İsrail ayrıca, özellikle Dürziler ve Kürtler için etnik ve mezhepsel temellere dayalı bağımsız oluşumların kurulmasını teşvik ederek özerkliklerini meşrulaştırmayı ve Suriye'nin parçalanmasını derinleştirmeyi hedefliyor.
İsrail, önceliklerinden biri olarak gördüğü bir hedefle, İran'ı bölgede zayıflatmaya çalışıyor. Koridor, İran'ın Orta Doğu'ya ulaşan kara yolunu keserek stratejik derinliğini pekiştirmesini engelleyecektir.
Türkiye açısından ise koridor, Kerkük-Ceyhan boru hattına bir alternatif sunarak Irak'ın petrol ihracatında Türkiye limanlarına olan bağımlılığını azaltabilir ve dolayısıyla Türkiye'nin iktisadi çıkarlarını tehdit edebilir.
Ayrıca İsrail'in koridor boyunca Kürt özerkliğini desteklemesi, Türkiye'nin sınırlarında bir Kürt oluşumunun varoluşsal bir tehdit olduğu yönündeki uzun vadeli görüşüne doğrudan meydan okuyor ve bu durum muhtemel bir çatışmaya yol açabilir.
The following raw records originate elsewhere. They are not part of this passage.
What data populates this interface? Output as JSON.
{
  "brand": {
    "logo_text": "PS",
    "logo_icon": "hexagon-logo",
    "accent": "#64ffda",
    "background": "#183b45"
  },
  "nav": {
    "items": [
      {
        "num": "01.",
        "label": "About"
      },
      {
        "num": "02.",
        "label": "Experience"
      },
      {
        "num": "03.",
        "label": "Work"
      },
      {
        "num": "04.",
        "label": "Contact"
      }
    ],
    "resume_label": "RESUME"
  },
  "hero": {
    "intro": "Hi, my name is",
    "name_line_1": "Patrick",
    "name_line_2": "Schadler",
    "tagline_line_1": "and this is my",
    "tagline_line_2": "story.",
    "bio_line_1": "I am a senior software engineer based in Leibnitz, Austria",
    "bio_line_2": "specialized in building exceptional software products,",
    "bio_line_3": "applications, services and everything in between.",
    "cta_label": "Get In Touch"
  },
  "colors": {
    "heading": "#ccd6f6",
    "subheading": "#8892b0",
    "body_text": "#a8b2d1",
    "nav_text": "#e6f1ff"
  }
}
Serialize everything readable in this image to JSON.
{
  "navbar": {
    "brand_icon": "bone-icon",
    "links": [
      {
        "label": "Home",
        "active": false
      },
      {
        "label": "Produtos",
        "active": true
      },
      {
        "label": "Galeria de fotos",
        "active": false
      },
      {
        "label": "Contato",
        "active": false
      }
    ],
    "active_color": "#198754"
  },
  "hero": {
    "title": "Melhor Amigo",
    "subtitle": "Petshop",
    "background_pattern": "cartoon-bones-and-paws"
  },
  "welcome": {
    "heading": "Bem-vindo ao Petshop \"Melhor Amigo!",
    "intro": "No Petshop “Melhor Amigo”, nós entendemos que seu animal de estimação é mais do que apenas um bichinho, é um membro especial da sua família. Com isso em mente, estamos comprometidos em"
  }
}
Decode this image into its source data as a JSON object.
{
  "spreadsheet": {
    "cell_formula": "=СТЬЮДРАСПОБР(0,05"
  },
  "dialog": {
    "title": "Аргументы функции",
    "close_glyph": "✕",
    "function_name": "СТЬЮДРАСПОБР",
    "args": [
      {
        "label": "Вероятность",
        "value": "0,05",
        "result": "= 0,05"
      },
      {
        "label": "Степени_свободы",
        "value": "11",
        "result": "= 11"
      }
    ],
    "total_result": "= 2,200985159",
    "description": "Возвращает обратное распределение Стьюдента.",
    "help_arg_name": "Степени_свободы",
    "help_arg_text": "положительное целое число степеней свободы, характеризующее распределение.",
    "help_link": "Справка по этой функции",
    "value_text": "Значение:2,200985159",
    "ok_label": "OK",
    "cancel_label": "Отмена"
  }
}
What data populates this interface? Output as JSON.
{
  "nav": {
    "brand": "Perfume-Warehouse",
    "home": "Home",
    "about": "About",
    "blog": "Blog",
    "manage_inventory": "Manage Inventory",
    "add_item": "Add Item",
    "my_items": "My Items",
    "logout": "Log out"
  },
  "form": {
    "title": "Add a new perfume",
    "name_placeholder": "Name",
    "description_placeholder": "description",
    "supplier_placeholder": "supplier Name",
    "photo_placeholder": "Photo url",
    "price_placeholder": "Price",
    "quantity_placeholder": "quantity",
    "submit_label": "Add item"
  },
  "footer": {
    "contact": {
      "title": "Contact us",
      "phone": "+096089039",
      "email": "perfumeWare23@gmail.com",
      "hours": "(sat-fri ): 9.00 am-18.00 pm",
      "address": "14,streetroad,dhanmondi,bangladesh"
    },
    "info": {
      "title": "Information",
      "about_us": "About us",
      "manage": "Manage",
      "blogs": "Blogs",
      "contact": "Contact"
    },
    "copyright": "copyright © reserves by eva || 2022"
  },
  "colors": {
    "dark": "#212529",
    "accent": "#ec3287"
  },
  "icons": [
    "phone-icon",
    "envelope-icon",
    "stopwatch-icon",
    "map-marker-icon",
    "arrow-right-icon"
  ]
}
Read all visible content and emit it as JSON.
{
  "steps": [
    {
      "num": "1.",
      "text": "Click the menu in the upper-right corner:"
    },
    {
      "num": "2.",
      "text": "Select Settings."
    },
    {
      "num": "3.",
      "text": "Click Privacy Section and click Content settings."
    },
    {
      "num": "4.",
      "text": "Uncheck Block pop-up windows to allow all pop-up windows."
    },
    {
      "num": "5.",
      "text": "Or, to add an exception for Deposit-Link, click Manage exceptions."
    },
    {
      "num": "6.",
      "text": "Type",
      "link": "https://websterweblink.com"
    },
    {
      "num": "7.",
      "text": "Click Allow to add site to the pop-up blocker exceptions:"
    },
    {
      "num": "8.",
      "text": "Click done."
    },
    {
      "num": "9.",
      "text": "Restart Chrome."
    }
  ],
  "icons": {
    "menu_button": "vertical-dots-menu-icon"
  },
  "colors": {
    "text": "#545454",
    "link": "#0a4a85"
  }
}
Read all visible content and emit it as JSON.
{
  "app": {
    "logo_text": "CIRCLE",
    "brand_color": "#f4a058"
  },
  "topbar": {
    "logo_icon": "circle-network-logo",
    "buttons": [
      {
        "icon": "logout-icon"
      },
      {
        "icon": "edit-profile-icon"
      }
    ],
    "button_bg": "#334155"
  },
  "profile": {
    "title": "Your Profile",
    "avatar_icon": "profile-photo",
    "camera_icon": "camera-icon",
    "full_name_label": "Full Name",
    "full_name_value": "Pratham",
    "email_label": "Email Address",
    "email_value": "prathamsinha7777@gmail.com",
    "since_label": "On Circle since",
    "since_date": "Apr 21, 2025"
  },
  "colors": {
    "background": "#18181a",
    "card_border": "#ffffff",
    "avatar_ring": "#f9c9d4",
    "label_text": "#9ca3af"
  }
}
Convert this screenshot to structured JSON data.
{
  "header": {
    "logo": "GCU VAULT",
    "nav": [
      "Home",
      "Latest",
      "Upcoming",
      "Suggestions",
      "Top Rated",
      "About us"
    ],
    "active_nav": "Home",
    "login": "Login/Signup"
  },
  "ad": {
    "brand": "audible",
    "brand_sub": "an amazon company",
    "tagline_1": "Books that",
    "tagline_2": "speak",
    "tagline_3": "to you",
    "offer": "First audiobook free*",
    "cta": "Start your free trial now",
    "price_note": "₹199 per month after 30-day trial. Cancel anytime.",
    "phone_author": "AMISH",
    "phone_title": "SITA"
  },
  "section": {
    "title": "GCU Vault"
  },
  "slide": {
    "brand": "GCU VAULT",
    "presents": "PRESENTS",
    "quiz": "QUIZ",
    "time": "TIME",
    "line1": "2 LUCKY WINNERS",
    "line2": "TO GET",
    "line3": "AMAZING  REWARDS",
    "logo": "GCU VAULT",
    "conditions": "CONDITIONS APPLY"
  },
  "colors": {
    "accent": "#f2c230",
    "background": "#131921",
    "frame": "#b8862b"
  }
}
Irak açısından koridor, Iraklı Kürtlere petrol için alternatif bir çıkış kapısı sunarak mevcut güzergâhlara olan bağımlılıklarını azaltabilir ve Irak'ın petrol ihracat dinamiklerini değiştirebilir.
Ayrıca, İsrail'in Irak sınırındaki nüfuzunu genişleterek halihazırda istikrarsız olan siyasi ve güvenlik manzarasına yeni bir karmaşıklık katmanı ekler.
İsrail'in Dürzi ve Kürt azınlıkları koruma yönündeki beyan edilmiş hedefi, salt bir insani kaygıdan ziyade, müdahalelerini ve bölgesel kazanımlarını meşrulaştırmaya yönelik stratejik bir anlatı olarak yorumlanabilir.
İsrail'in bazı Dürzi ve Kürt topluluklarıyla tarihi ilişkileri olsa da "koruma" konusuna artan vurgusunun zamanlaması ve bağlamı, Suriye devletini parçalama ve zayıflatma yönündeki stratejik hedefleriyle örtüşüyor.
Bu bahaneler, insani anlatının jeopolitik manevralar için uygun bir kılıf işlevi gördüğünü ve İsrail'in zayıf grupları koruma kisvesi altında kilit bölgelerde yerli müttefikler kazanmasına ve nüfuz kurmasına olanak tanıdığını gösteriyor.
Bu durum, bu tür ittifakların ardındaki gerçek güdüler ve azınlıkların kendileri için, İsrail'in ve askerlerinin boyunduruğu altında bölgelerinin ve özgürlüklerinin uzun vadeli sonuçları hakkında soru işaretleri doğuruyor.